‘Get home safe’: Las Vegas teen remembered for being a shining light
Motorcyclist Sonny Trushel, 18, of Las Vegas, died in a crash with a vehicle last Friday.
April 28, 2023 - 9:15 pm
Family and friends gathered Friday night at a park about two miles from where an 18-year-old Las Vegas teen was killed while riding a motorcycle last week.
About 40 people released red balloons, and later, lanterns into the sky after sundown at Red Ridge Park in honor of Sonny Trushel.
“He didn’t care what anybody thought or said about him. He was just unapologetically himself,” his friend Kendall Cain said. ”I wish so many more people in the world could have experienced that.”

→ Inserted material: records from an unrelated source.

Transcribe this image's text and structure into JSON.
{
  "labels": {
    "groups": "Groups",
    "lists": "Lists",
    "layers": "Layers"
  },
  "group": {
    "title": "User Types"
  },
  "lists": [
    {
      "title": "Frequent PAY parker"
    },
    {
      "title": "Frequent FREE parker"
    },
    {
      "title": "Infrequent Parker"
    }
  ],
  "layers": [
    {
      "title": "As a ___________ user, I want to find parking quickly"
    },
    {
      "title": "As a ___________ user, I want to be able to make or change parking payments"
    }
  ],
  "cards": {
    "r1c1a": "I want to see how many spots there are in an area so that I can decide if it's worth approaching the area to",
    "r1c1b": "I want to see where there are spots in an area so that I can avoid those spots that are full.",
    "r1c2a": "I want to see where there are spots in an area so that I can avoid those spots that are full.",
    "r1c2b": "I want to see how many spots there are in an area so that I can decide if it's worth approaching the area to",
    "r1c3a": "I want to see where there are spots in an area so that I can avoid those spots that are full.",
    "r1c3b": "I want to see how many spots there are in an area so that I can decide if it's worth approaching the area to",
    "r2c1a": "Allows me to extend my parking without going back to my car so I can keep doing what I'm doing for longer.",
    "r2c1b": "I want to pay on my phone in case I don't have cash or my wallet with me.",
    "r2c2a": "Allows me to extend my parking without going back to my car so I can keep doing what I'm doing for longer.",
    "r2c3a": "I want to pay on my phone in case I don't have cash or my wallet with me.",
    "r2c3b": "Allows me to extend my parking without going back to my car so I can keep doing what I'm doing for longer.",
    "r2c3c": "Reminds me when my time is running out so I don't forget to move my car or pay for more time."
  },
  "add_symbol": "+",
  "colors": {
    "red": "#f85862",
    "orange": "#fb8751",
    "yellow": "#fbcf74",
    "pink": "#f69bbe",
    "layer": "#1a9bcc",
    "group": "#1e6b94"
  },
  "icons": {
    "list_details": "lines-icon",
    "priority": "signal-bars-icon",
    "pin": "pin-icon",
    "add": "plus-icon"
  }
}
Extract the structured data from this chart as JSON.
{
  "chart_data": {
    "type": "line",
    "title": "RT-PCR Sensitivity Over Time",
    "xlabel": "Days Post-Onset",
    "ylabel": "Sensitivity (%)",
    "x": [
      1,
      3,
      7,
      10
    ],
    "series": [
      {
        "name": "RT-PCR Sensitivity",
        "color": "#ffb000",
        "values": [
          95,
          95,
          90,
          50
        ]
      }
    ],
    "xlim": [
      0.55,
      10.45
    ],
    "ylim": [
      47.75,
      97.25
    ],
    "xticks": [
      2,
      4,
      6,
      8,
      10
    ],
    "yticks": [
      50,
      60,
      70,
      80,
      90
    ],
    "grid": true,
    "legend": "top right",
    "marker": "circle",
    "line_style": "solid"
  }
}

Trushel died in a crash with a 2023 Toyota Camry around 9:35 p.m. last Friday. The car was turning left onto West Badura Avenue as Trushel rode south on Buffalo Drive.
Police said in a statement that Trushel was speeding prior to the crash. He died at the scene. Three people from the Toyota were hospitalized and later released after suffering minor injuries.
But Trushel’s older brother, Jonathan Grace, said his brother was always careful not to speed on his bike, which he only bought four months ago.
“He promised that he would be safe,” Grace said through tears Wednesday. “He wore all his gear and followed the laws.”
‘Get home safe’
Trushel was leaving a bike meet with a friend when the crash happened. He was one intersection from his house.
Grace said his brother had not figured out what he wanted to do after graduating high school this spring, but that he loved talking to people and working with computers.
“He was very wise for his age,” Grace said. “He was my little brother, but I would always go to him for advice.”
Cain worked at a nearby Raising Cane’s with Trushel and said the pair would end their shifts by saying, “I love you, bye, get home safe,” to each other.
“Those were some of the last words I heard him say to me,” Cain said. “They’re going to stick with me forever.”
Cain said from Trushel’s first day at the store that he would light everyone’s life. She said Trushel had the biggest heart and wanted make everyone laugh.
Friends and family shared food, drinks and conversation near a gazebo at the southwest valley park. Some tossed a football around, while others held loved ones in long embraces.
At around 8:30 p.m., a group of motorcyclists rode through the parking lot in circles, revving their engines in honor of Trushel.
“I just want everyone to remember how much Sonny loved us and I hope that he can see how much we love him,” Cain said.
An online fundraiser created by Trushel’s family has raised more than $2,000 as of Friday night.